The project, titled Blood Swept Lands and Seas of Red, comes from the creative minds of ceramic artist Paul Cummins and stage designer Tom Piper. Cummins, who specializes in ceramic flowers, made each poppy by hand, a painstaking process which required around-the-clock work. Piper has been a designer with the Royal Shakespeare Company since 2004. The exhibition's title, Cummins notes, came from the final words of a British solider who lost his life in Flanders. "I don't know his name or where he was buried or anything about him," Cummins told the Guardian, "But this line he wrote, when everyone he knew was dead and everywhere around him was covered in blood, jumped out at me: 'The blood-swept lands and seas of red, where angels fear to tread.' I believe he meant the angels to refer to his children." Once the installation is taken down in November, each individual poppy will be available for purchase for £25 (roughly $42) and proceeds will be split among six different charities.

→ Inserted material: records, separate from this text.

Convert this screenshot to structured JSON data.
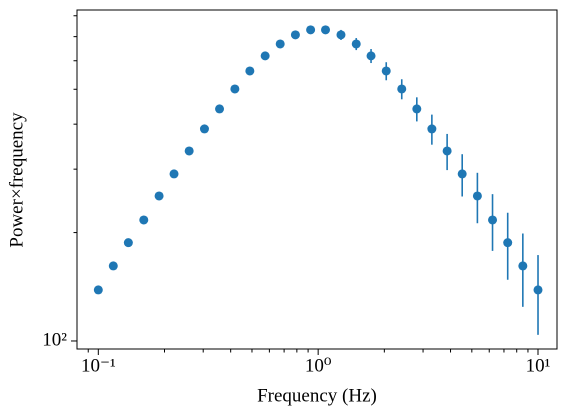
{
  "chart_data": {
    "type": "scatter",
    "xlabel": "Frequency (Hz)",
    "ylabel": "Power×frequency",
    "xscale": "log",
    "yscale": "log",
    "x": [
      0.1,
      0.117,
      0.137,
      0.161,
      0.189,
      0.221,
      0.259,
      0.304,
      0.356,
      0.418,
      0.489,
      0.574,
      0.672,
      0.788,
      0.924,
      1.08,
      1.27,
      1.49,
      1.74,
      2.04,
      2.4,
      2.81,
      3.29,
      3.86,
      4.52,
      5.3,
      6.21,
      7.28,
      8.53,
      10
    ],
    "series": [
      {
        "color": "#1f77b4",
        "values": [
          138.6,
          161.6,
          187.5,
          216.8,
          252.7,
          291,
          337,
          388,
          441,
          501,
          562,
          619,
          668,
          708,
          731,
          731,
          708,
          668,
          619,
          562,
          501,
          441,
          388,
          337,
          291,
          252.7,
          216.8,
          187.5,
          161.6,
          138.6
        ],
        "errors": [
          0.3,
          0.4,
          0.5,
          0.7,
          1,
          1.3,
          1.7,
          2.5,
          3.4,
          4.5,
          6.1,
          7.9,
          10.3,
          13.1,
          15.9,
          18.7,
          22.7,
          25.7,
          27.7,
          32.4,
          32.1,
          33.9,
          37.2,
          38.8,
          39.1,
          40.4,
          38.9,
          39.6,
          37.2,
          34.6
        ]
      }
    ],
    "xlim": [
      0.08,
      12.2
    ],
    "ylim": [
      95,
      830
    ],
    "xticks": [
      {
        "value": 0.1,
        "label": "10⁻¹"
      },
      {
        "value": 1,
        "label": "10⁰"
      },
      {
        "value": 10,
        "label": "10¹"
      }
    ],
    "yticks": [
      {
        "value": 100,
        "label": "10²"
      }
    ],
    "xminorticks": [
      0.09,
      0.2,
      0.3,
      0.4,
      0.5,
      0.6,
      0.7,
      0.8,
      0.9,
      2,
      3,
      4,
      5,
      6,
      7,
      8,
      9
    ],
    "yminorticks": [
      200,
      300,
      400,
      500,
      600,
      700,
      800
    ]
  }
}
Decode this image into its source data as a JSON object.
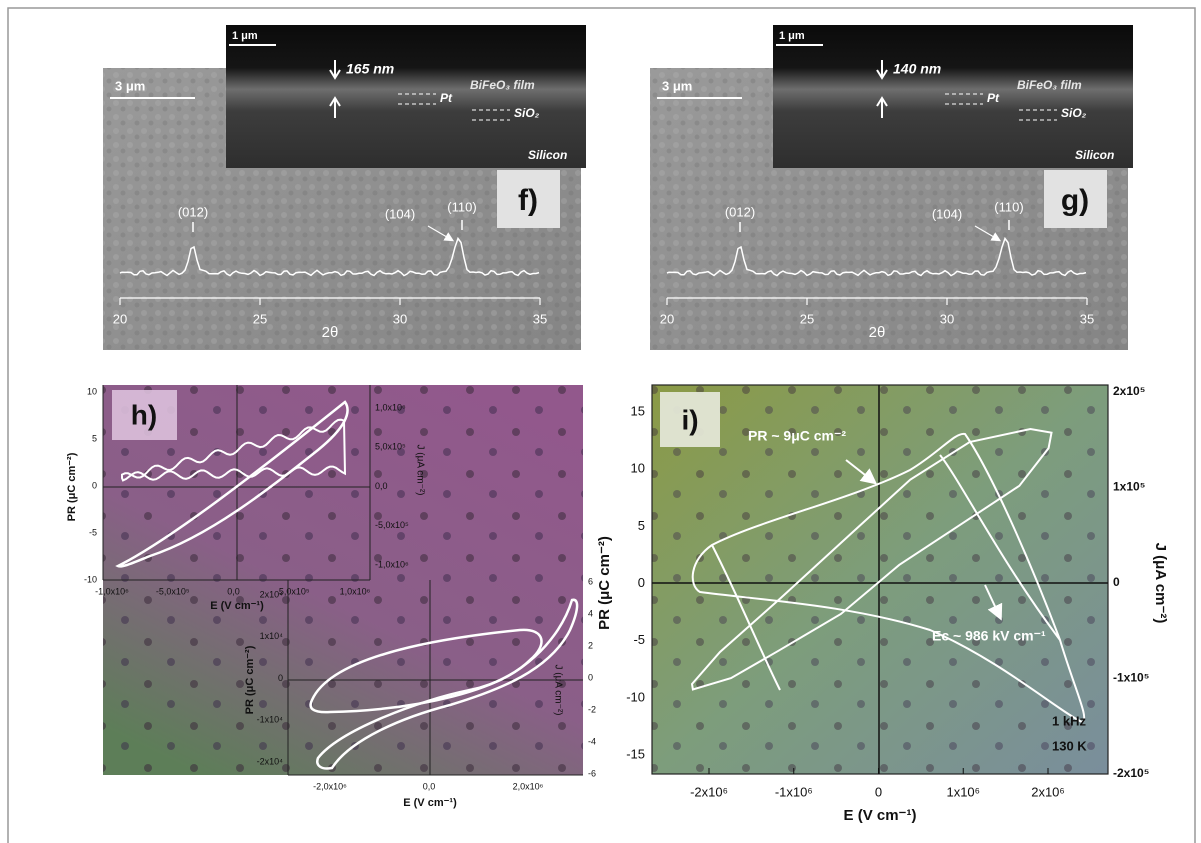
{
  "panels": {
    "f": {
      "label": "f)",
      "scale_bar": "3 μm",
      "inset": {
        "scale_bar": "1 μm",
        "thickness": "165 nm",
        "film": "BiFeO₃ film",
        "electrode": "Pt",
        "oxide": "SiO₂",
        "substrate": "Silicon"
      },
      "xrd": {
        "peaks": [
          "(012)",
          "(104)",
          "(110)"
        ],
        "xticks": [
          "20",
          "25",
          "30",
          "35"
        ],
        "xlabel": "2θ"
      }
    },
    "g": {
      "label": "g)",
      "scale_bar": "3 μm",
      "inset": {
        "scale_bar": "1 μm",
        "thickness": "140 nm",
        "film": "BiFeO₃ film",
        "electrode": "Pt",
        "oxide": "SiO₂",
        "substrate": "Silicon"
      },
      "xrd": {
        "peaks": [
          "(012)",
          "(104)",
          "(110)"
        ],
        "xticks": [
          "20",
          "25",
          "30",
          "35"
        ],
        "xlabel": "2θ"
      }
    },
    "h": {
      "label": "h)",
      "upper": {
        "ylabel": "PR (μC cm⁻²)",
        "yticks": [
          "10",
          "5",
          "0",
          "-5",
          "-10"
        ],
        "xlabel": "E (V cm⁻¹)",
        "xticks": [
          "-1,0x10⁶",
          "-5,0x10⁵",
          "0,0",
          "5,0x10⁵",
          "1,0x10⁶"
        ],
        "y2label": "J (μA cm⁻²)",
        "y2ticks": [
          "1,0x10⁶",
          "5,0x10⁵",
          "0,0",
          "-5,0x10⁵",
          "-1,0x10⁶"
        ]
      },
      "lower": {
        "ylabel": "PR (μC cm⁻²)",
        "yticks": [
          "2x10⁴",
          "1x10⁴",
          "0",
          "-1x10⁴",
          "-2x10⁴"
        ],
        "xlabel": "E (V cm⁻¹)",
        "xticks": [
          "-2,0x10⁶",
          "0,0",
          "2,0x10⁶"
        ],
        "y2label": "J (μA cm⁻²)",
        "y2ticks": [
          "6",
          "4",
          "2",
          "0",
          "-2",
          "-4",
          "-6"
        ]
      }
    },
    "i": {
      "label": "i)",
      "ylabel": "PR (μC cm⁻²)",
      "yticks": [
        "15",
        "10",
        "5",
        "0",
        "-5",
        "-10",
        "-15"
      ],
      "xlabel": "E (V cm⁻¹)",
      "xticks": [
        "-2x10⁶",
        "-1x10⁶",
        "0",
        "1x10⁶",
        "2x10⁶"
      ],
      "y2label": "J (μA cm⁻²)",
      "y2ticks": [
        "2x10⁵",
        "1x10⁵",
        "0",
        "-1x10⁵",
        "-2x10⁵"
      ],
      "annotations": {
        "remanent": "PR ~ 9μC cm⁻²",
        "coercive": "Ec ~ 986 kV cm⁻¹",
        "frequency": "1 kHz",
        "temperature": "130 K"
      }
    }
  }
}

Even before World War I, the poppy served as a symbol of life, death and rebirth, as their seeds can be buried in the Earth for years without blooming. The flowers only emerge when soil is churned and the seeds are brought closer to the surface. After the Napoleonic wars tore through Europe in the early 19th century, for example, fields of poppies sprung up over battlefields across the continent. In 1914, when fighting and explosive warfare again devastated lands through Europe, the flowers could be seen blooming anew, famously appearing in the fields around Flanders, an area of intense fighting near the Belgium/France border. In 1915, after presiding over the funeral of a friend who died in Second Battle of Ypres near Flanders, John McCrae, a Canadian poet and solider, wrote a famous poem inspired by the poppies of Flanders fields: 

In Flanders fields the poppies blow
Between the crosses, row on row,
That mark our place; and in the sky
The larks, still bravely singing, fly
Scarce heard amid the guns below.

We are the Dead. Short days ago
We lived, felt dawn, saw sunset glow,
Loved and were loved, and now we lie
In Flanders fields.

Take up our quarrel with the foe:
To you from failing hands we throw
The torch; be yours to hold it high.
If ye break faith with us who die
We shall not sleep, though poppies grow
In Flanders fields.

The poppy was adopted as the official flower of Veterans of Foreign Wars in 1922. It is also heavily associated with Remembrance Day (also known as Poppy Day) in England and other Commonwealth countries.